Heavily inspired bei Android's DiffUtil class, the code was adopted for Dart.

Uses Myers algorithm internally.

What is this good for?

There are often situations, where an app displays a list of items, which are fetched from an external data source like a server endpoint or a database, and updates are not sent as delta, but as a whole new list.

It can be useful to take the old list and the new list and calculate the difference between those two, for example when animating the insertion and removal of new items in the displayed list (See diffutil_sliverlist).

This package does exactly that: It takes two lists and calculates the difference (or to be more accurate: edit script) between those two lists as list of Insert, Remove, Change and Move operations.

Usage

Calculating diffs:

Simple usage:

final diffResult = calculateListDiff<int>([1, 2 ,3], [1, 3, 4]);

Custom equality:

final diffResult = calculateListDiff<YourClassWithId>(oldList, newList, (o1, o2) => o1.id == o2.id);

If you don't want to use plain old Dart lists (for example if you're using built_value or kt.dart), and don't want to convert your custom list to standard lists, you can use the calculateDiff function and implement your own DiffDelegate easily.

Or use calculateCustomListDiff and CustomListDiffDelegate.

Move detection is disabled by default.

Using the result:

Call .getUpdates() on the diffResult to get a List of DiffUpdate objects. These are sealed classes of type Insert, Remove, Change or Move. Move operations are only calculated if calculateListDiff was called with detectMoves: true

  for (final update in diffResult.getUpdates())
    update.when(
      insert: (pos, count) => print("inserted $count on $pos"),
      remove: (pos, count) => print("removed $count on $pos"),
      change: (pos, payload) => print("changed on $pos with payload $payload"),
      move: (from, to) => print("move $from to $to"),
    );

By default, Insert and Remove Operations are batched. (e.g. multiple consecutive inserts or removes are represented by a single Insert/Remove object with a count field > 1). If you want to turn off edit script batching, call getUpdates(batch: false). This means, every Insert and Remove operation will have a count of 1 and the edit script of [] and [1, 2] will be

[Insert(position: 0, count : 1), Insert(position: 0, count :1 )]

instead of

[Insert(position: 0, count: 2)]

Updates with data

If you need the concrete items that have been inserted/removed/changed/moved, call getUpdatesWithData().


     diffutil.calculateListDiff([1, 2, 3], [1, 0, 3]).getUpdatesWithData();

returns

      [
        DataRemove(position: 1, data: 2),
        DataInsert(position: 1, data: 0)
      ];

The result of ``getUpdatesWithData() cannot be batched.
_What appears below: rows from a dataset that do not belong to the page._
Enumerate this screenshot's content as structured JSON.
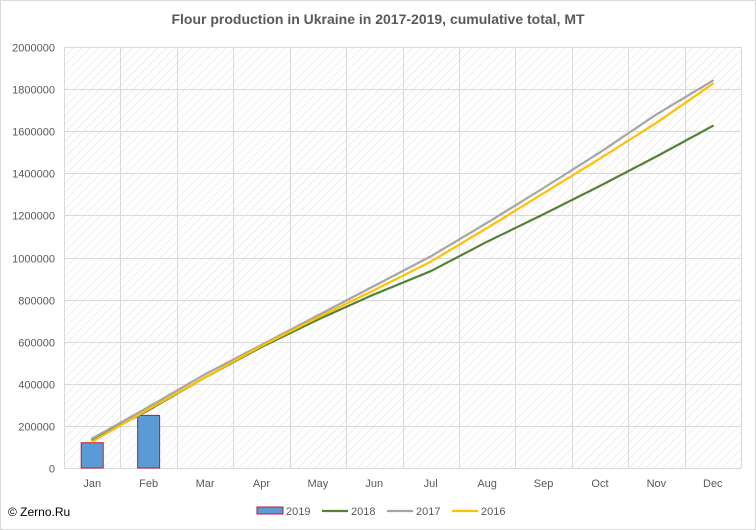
{
  "chart_data": {
    "type": "bar+line",
    "title": "Flour production in Ukraine in 2017-2019, cumulative total, MT",
    "categories": [
      "Jan",
      "Feb",
      "Mar",
      "Apr",
      "May",
      "Jun",
      "Jul",
      "Aug",
      "Sep",
      "Oct",
      "Nov",
      "Dec"
    ],
    "ylim": [
      0,
      2000000
    ],
    "yticks": [
      0,
      200000,
      400000,
      600000,
      800000,
      1000000,
      1200000,
      1400000,
      1600000,
      1800000,
      2000000
    ],
    "ytick_labels": [
      "0",
      "200000",
      "400000",
      "600000",
      "800000",
      "1000000",
      "1200000",
      "1400000",
      "1600000",
      "1800000",
      "2000000"
    ],
    "grid": true,
    "legend_position": "bottom",
    "bars": [
      {
        "name": "2019",
        "color": "#5b9bd5",
        "edge_color": "#c0143c",
        "values": [
          120000,
          250000
        ]
      }
    ],
    "lines": [
      {
        "name": "2018",
        "color": "#548235",
        "values": [
          135000,
          275000,
          430000,
          575000,
          705000,
          825000,
          935000,
          1075000,
          1205000,
          1340000,
          1480000,
          1625000
        ]
      },
      {
        "name": "2017",
        "color": "#a5a5a5",
        "values": [
          140000,
          290000,
          445000,
          585000,
          725000,
          865000,
          1005000,
          1165000,
          1330000,
          1500000,
          1680000,
          1840000
        ]
      },
      {
        "name": "2016",
        "color": "#ffc000",
        "values": [
          125000,
          280000,
          430000,
          580000,
          715000,
          845000,
          980000,
          1140000,
          1305000,
          1470000,
          1640000,
          1825000
        ]
      }
    ]
  },
  "copyright": "© Zerno.Ru"
}
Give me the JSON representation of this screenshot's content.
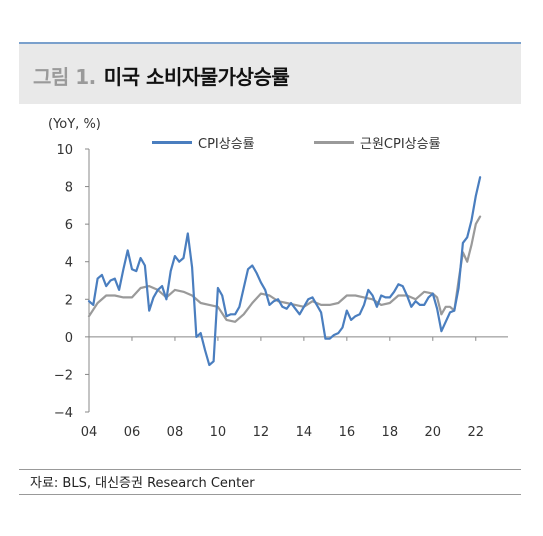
{
  "header": {
    "figure_number": "그림 1.",
    "title": "미국 소비자물가상승률"
  },
  "chart_data": {
    "type": "line",
    "unit_label": "(YoY, %)",
    "xlabel": "",
    "ylabel": "",
    "xlim": [
      2004,
      2023.5
    ],
    "ylim": [
      -4,
      10
    ],
    "y_ticks": [
      10,
      8,
      6,
      4,
      2,
      0,
      -2,
      -4
    ],
    "y_tick_labels": [
      "10",
      "8",
      "6",
      "4",
      "2",
      "0",
      "−2",
      "−4"
    ],
    "x_ticks": [
      2004,
      2006,
      2008,
      2010,
      2012,
      2014,
      2016,
      2018,
      2020,
      2022
    ],
    "x_tick_labels": [
      "04",
      "06",
      "08",
      "10",
      "12",
      "14",
      "16",
      "18",
      "20",
      "22"
    ],
    "grid": false,
    "legend_position": "top",
    "series": [
      {
        "name": "CPI상승률",
        "color": "#4a7ebf",
        "x": [
          2004.0,
          2004.2,
          2004.4,
          2004.6,
          2004.8,
          2005.0,
          2005.2,
          2005.4,
          2005.6,
          2005.8,
          2006.0,
          2006.2,
          2006.4,
          2006.6,
          2006.8,
          2007.0,
          2007.2,
          2007.4,
          2007.6,
          2007.8,
          2008.0,
          2008.2,
          2008.4,
          2008.6,
          2008.8,
          2009.0,
          2009.2,
          2009.4,
          2009.6,
          2009.8,
          2010.0,
          2010.2,
          2010.4,
          2010.6,
          2010.8,
          2011.0,
          2011.2,
          2011.4,
          2011.6,
          2011.8,
          2012.0,
          2012.2,
          2012.4,
          2012.6,
          2012.8,
          2013.0,
          2013.2,
          2013.4,
          2013.6,
          2013.8,
          2014.0,
          2014.2,
          2014.4,
          2014.6,
          2014.8,
          2015.0,
          2015.2,
          2015.4,
          2015.6,
          2015.8,
          2016.0,
          2016.2,
          2016.4,
          2016.6,
          2016.8,
          2017.0,
          2017.2,
          2017.4,
          2017.6,
          2017.8,
          2018.0,
          2018.2,
          2018.4,
          2018.6,
          2018.8,
          2019.0,
          2019.2,
          2019.4,
          2019.6,
          2019.8,
          2020.0,
          2020.2,
          2020.4,
          2020.6,
          2020.8,
          2021.0,
          2021.2,
          2021.4,
          2021.6,
          2021.8,
          2022.0,
          2022.2
        ],
        "y": [
          1.9,
          1.7,
          3.1,
          3.3,
          2.7,
          3.0,
          3.1,
          2.5,
          3.6,
          4.6,
          3.6,
          3.5,
          4.2,
          3.8,
          1.4,
          2.1,
          2.5,
          2.7,
          2.0,
          3.5,
          4.3,
          4.0,
          4.2,
          5.5,
          3.7,
          0.0,
          0.2,
          -0.7,
          -1.5,
          -1.3,
          2.6,
          2.2,
          1.1,
          1.2,
          1.2,
          1.6,
          2.6,
          3.6,
          3.8,
          3.4,
          2.9,
          2.5,
          1.7,
          1.9,
          2.0,
          1.6,
          1.5,
          1.8,
          1.5,
          1.2,
          1.6,
          2.0,
          2.1,
          1.7,
          1.3,
          -0.1,
          -0.1,
          0.1,
          0.2,
          0.5,
          1.4,
          0.9,
          1.1,
          1.2,
          1.7,
          2.5,
          2.2,
          1.6,
          2.2,
          2.1,
          2.1,
          2.4,
          2.8,
          2.7,
          2.2,
          1.6,
          1.9,
          1.7,
          1.7,
          2.1,
          2.3,
          1.5,
          0.3,
          0.8,
          1.3,
          1.4,
          2.6,
          5.0,
          5.3,
          6.2,
          7.5,
          8.5
        ]
      },
      {
        "name": "근원CPI상승률",
        "color": "#9a9a9a",
        "x": [
          2004.0,
          2004.4,
          2004.8,
          2005.2,
          2005.6,
          2006.0,
          2006.4,
          2006.8,
          2007.2,
          2007.6,
          2008.0,
          2008.4,
          2008.8,
          2009.2,
          2009.6,
          2010.0,
          2010.4,
          2010.8,
          2011.2,
          2011.6,
          2012.0,
          2012.4,
          2012.8,
          2013.2,
          2013.6,
          2014.0,
          2014.4,
          2014.8,
          2015.2,
          2015.6,
          2016.0,
          2016.4,
          2016.8,
          2017.2,
          2017.6,
          2018.0,
          2018.4,
          2018.8,
          2019.2,
          2019.6,
          2020.0,
          2020.2,
          2020.4,
          2020.6,
          2020.8,
          2021.0,
          2021.2,
          2021.4,
          2021.6,
          2021.8,
          2022.0,
          2022.2
        ],
        "y": [
          1.1,
          1.8,
          2.2,
          2.2,
          2.1,
          2.1,
          2.6,
          2.7,
          2.5,
          2.1,
          2.5,
          2.4,
          2.2,
          1.8,
          1.7,
          1.6,
          0.9,
          0.8,
          1.2,
          1.8,
          2.3,
          2.2,
          1.9,
          1.8,
          1.7,
          1.6,
          1.9,
          1.7,
          1.7,
          1.8,
          2.2,
          2.2,
          2.1,
          2.0,
          1.7,
          1.8,
          2.2,
          2.2,
          2.0,
          2.4,
          2.3,
          2.1,
          1.2,
          1.6,
          1.6,
          1.4,
          3.0,
          4.5,
          4.0,
          4.9,
          6.0,
          6.4
        ]
      }
    ]
  },
  "footer": {
    "source": "자료: BLS, 대신증권 Research Center"
  }
}
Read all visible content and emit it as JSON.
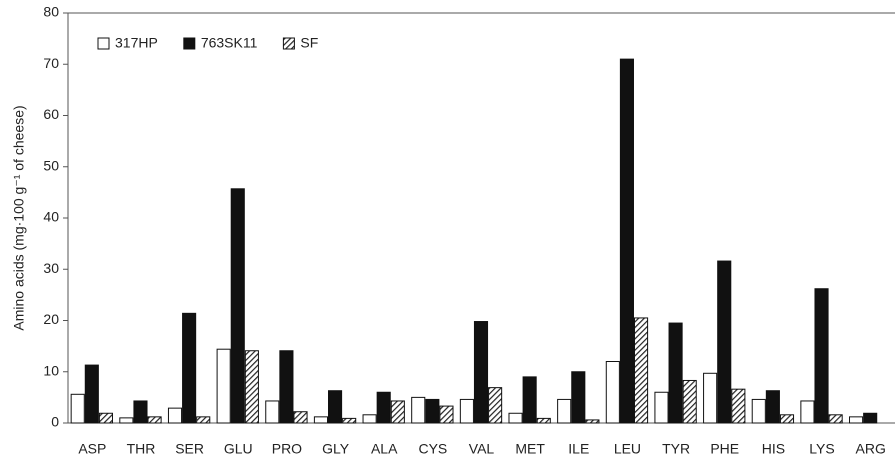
{
  "chart_data": {
    "type": "bar",
    "y_label": "Amino acids (mg·100 g⁻¹ of cheese)",
    "categories": [
      "ASP",
      "THR",
      "SER",
      "GLU",
      "PRO",
      "GLY",
      "ALA",
      "CYS",
      "VAL",
      "MET",
      "ILE",
      "LEU",
      "TYR",
      "PHE",
      "HIS",
      "LYS",
      "ARG"
    ],
    "series": [
      {
        "name": "317HP",
        "color": "#ffffff",
        "values": [
          5.6,
          1.0,
          2.9,
          14.4,
          4.3,
          1.2,
          1.6,
          5.0,
          4.6,
          1.9,
          4.6,
          12.0,
          6.0,
          9.7,
          4.6,
          4.3,
          1.2
        ]
      },
      {
        "name": "763SK11",
        "color": "#111111",
        "values": [
          11.3,
          4.3,
          21.4,
          45.7,
          14.1,
          6.3,
          6.0,
          4.6,
          19.8,
          9.0,
          10.0,
          71.0,
          19.5,
          31.6,
          6.3,
          26.2,
          1.9
        ]
      },
      {
        "name": "SF",
        "color": "#222222",
        "fill": "hatch",
        "values": [
          1.9,
          1.2,
          1.2,
          14.1,
          2.2,
          0.9,
          4.3,
          3.3,
          6.9,
          0.9,
          0.6,
          20.5,
          8.3,
          6.6,
          1.6,
          1.6,
          null
        ]
      }
    ],
    "ylim": [
      0,
      80
    ],
    "yticks": [
      0,
      10,
      20,
      30,
      40,
      50,
      60,
      70,
      80
    ],
    "legend": "upper left"
  }
}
You can use the resulting Iterable<DataDiffUpdate> like this:

 for (final update in updates) {
      update.when(
        insert: (pos, data) => print('insert $pos $data'),
        remove: (pos, data) => print('remove $pos $data'),
        change: (pos, oldData, newData) => print('change on $pos from $oldData to $newData'),
        move: (from, to, data) => print('move $data from $from to $to'),
      );
    }

Note that if you implement you own DiffDelegate and call calculateDiff() directly, the DiffDelegate also needs to implement IndexableItemDiffDelegate if you want to call getUpdatesWithData().

Performance metrics:

Same as Android's DiffUtil:

  • O(N) space
  • O(N + D^2) time performance where D is the length of the edit script.
  • additional O(N^2) time where N is the total number of added and removed items if move detection is enabled

The edit script is the smallest set of operations needed to transform the first list into the second list.